Diese narrative inventio möchte ich in der Folge aus einem zweifachen Blickwinkel beschreiben. Zunächst gilt es, die Erzählmuster aufzuzeigen, deren sich Columbus, Cortés und Cabeza de Vaca für die Konstruktion ihrer jeweiligen Gründungserzählung bedienen. Eine zentrale Rolle spielt in diesem Zusammenhang das biblische Narrativ, das die ausgewählten Texte in drei verschiedenen Strukturvarianten aufweisen. Da ist zunächst die Paradieserzählung, die in der "Carta a Santángel" anhand zahlreicher Genesis-Anspielungen aufgerufen wird und sich so mit Columbus' Schreiben gewissermaßen als die paradigmatische 'Urszene' des Amerika-Diskurses etabliert hat.
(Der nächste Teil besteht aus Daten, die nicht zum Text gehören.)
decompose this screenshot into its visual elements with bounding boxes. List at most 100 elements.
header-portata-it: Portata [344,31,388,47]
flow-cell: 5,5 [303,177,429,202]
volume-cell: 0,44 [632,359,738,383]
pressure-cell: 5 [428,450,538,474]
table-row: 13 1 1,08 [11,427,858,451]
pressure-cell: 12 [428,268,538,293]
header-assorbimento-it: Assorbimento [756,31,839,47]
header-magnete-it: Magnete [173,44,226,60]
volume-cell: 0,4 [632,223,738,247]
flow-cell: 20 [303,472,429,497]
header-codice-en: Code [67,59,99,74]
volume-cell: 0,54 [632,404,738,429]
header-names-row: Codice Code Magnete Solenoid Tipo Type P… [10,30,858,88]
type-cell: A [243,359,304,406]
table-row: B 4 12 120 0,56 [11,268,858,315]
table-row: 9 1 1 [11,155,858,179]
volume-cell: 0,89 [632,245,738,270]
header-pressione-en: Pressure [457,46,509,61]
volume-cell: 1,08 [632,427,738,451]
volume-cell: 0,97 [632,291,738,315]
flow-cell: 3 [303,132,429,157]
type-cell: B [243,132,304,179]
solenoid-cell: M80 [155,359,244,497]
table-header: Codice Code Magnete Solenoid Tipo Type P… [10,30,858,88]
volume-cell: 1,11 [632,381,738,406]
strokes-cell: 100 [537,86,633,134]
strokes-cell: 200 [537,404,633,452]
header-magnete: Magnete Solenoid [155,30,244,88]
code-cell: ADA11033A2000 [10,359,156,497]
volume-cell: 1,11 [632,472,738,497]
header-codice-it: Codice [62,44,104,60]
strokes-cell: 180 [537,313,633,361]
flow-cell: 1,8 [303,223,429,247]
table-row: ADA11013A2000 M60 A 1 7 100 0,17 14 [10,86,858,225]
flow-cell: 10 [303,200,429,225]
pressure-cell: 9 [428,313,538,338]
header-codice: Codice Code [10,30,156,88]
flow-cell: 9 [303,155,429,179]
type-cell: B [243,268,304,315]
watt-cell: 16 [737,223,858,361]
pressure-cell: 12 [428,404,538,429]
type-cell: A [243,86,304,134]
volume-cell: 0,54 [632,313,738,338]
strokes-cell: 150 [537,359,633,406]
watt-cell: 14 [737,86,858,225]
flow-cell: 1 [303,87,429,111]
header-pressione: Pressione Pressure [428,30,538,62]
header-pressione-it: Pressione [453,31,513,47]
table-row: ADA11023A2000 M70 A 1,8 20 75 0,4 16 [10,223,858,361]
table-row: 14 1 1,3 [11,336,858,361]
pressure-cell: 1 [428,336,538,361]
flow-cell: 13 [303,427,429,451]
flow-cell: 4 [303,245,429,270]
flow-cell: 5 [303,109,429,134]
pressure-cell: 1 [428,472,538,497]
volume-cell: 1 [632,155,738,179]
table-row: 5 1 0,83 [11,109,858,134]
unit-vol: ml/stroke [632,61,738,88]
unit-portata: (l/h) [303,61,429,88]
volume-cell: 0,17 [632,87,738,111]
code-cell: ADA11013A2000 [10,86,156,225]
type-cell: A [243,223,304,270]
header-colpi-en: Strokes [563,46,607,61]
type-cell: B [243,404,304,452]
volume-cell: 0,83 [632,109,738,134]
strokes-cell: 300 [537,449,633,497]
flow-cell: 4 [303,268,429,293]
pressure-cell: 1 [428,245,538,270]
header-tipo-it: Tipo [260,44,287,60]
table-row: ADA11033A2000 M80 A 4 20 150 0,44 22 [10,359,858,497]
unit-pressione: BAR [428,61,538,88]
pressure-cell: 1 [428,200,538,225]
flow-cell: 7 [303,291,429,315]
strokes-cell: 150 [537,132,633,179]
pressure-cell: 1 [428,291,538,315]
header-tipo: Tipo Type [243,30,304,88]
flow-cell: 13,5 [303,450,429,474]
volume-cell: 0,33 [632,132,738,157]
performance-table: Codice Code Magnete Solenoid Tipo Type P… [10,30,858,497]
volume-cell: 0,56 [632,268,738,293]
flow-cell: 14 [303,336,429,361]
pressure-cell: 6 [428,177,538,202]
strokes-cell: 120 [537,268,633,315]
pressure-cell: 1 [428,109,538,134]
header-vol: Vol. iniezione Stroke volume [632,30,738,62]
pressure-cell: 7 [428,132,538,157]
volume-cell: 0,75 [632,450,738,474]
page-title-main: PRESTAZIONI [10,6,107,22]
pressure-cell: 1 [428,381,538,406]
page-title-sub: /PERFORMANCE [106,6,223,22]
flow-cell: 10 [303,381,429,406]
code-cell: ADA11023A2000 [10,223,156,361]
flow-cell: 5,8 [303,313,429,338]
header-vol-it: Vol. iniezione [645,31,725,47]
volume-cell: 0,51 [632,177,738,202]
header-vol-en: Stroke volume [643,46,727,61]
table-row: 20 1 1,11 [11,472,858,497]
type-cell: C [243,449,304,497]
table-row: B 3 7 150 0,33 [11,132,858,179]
Auf ein zweites, typologisches Schema der Bibelexegese greift Cortés in seinen "Cartas de relación" zurück, um dort seinen Eroberungsfeldzug in Mexiko als eine syntagmatische Progression zu erzählen, deren Ziel ferner vermittels eines zusätzlichen, literarischen Erzählmusters – des epischen Gründungsnarrativs von Vergils Aeneis – an die Reichsbildung des Habsburger-Spaniens angeschlossen wird. Bei Cabeza de Vaca findet sich schließlich mit der peregrinatio ein drittes, zyklisches Schema, das eine mißglückte Expedition als einen Passionsweg erzählerisch überformt, in dessen Verlauf sich der gescheiterte Entdecker / Siedler als ein Kolonisator-Subjekt konstituiert.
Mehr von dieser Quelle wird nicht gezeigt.